While you need to keep pace with these cost increases when pricing your products and services to maintain profitability, this can be particularly difficult when coupled with the current cost of living crisis as, more than ever, your customers will want to ensure they are getting value for money.

This is a challenge that can put additional pressure on your business’s bottom line profitability and cash flow, but careful management and planning can help to ease some of the pressure.

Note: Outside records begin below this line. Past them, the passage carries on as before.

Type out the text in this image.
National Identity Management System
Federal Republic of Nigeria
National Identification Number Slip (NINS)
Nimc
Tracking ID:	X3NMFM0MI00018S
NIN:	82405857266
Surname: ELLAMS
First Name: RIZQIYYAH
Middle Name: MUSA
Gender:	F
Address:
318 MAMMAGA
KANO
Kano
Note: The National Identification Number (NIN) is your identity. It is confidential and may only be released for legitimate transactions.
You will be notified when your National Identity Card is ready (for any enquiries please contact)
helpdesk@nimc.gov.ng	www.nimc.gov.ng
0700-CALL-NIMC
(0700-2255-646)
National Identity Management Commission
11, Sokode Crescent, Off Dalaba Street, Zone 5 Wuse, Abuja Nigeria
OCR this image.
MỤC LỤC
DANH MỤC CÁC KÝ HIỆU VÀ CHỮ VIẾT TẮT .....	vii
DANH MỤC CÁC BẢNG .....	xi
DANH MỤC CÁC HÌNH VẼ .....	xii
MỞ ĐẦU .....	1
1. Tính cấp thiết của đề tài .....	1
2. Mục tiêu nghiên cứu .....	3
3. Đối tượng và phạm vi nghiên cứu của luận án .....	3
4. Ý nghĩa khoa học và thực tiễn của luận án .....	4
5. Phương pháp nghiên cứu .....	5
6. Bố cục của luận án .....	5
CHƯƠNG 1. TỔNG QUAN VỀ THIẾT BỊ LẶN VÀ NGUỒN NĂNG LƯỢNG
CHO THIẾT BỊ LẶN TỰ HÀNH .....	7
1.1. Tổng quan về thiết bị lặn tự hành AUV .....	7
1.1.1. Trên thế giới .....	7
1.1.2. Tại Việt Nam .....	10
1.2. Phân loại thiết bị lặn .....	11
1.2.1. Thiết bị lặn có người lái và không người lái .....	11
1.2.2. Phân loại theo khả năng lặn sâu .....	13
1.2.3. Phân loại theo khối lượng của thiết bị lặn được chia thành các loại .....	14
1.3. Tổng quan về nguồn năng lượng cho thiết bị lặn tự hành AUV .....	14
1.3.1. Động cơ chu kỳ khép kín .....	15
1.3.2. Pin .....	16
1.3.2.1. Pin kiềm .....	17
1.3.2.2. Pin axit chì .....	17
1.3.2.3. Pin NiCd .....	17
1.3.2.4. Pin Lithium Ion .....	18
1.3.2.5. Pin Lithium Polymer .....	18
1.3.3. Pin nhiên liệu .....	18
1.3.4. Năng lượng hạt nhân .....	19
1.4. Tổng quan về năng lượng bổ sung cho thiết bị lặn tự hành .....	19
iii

6 tips to tackle rising costs

  1. Maintain close relationships with your suppliers and take full advantage of any special offers available to obtain the lowest unit cost. Negotiate favourable payment terms wherever possible.
  2. Seek alternative quotes where necessary to ensure your suppliers remain competitive. Shop around for the best deals on your utilities, telephone and broadband bills.
  3. If your business has substantial borrowings, consider whether you have any refinancing options available to manage rising interest costs.
  4. Review the individual margins on all products and services you provide. If certain products are not profitable then consider either repricing or removing them from your offering.
  5. Make sure you are doing all you can to minimise wastage to keep your margins as healthy as possible.
  6. Regularly review your stock levels to ensure you are carrying the correct amounts of each product. Carrying too much stock ties up cash unnecessarily but carrying too little can lead to loss of potential earnings and dissatisfied customers.

In order to weather the economic storm and in anticipation of any further rate rises, it is wise to conserve cash where possible.

However – and often sadly as a result of some businesses having been forced to sell up after a turbulent few years – despite high-interest rates, there are still opportunities for those looking to expand, with new locations to buy or lease available on favourable terms.

Similarly, if your product and brand are strong, and you have a detailed vision of what you would like to achieve, expanding your business to capitalise on increased post-pandemic trade could be a viable option.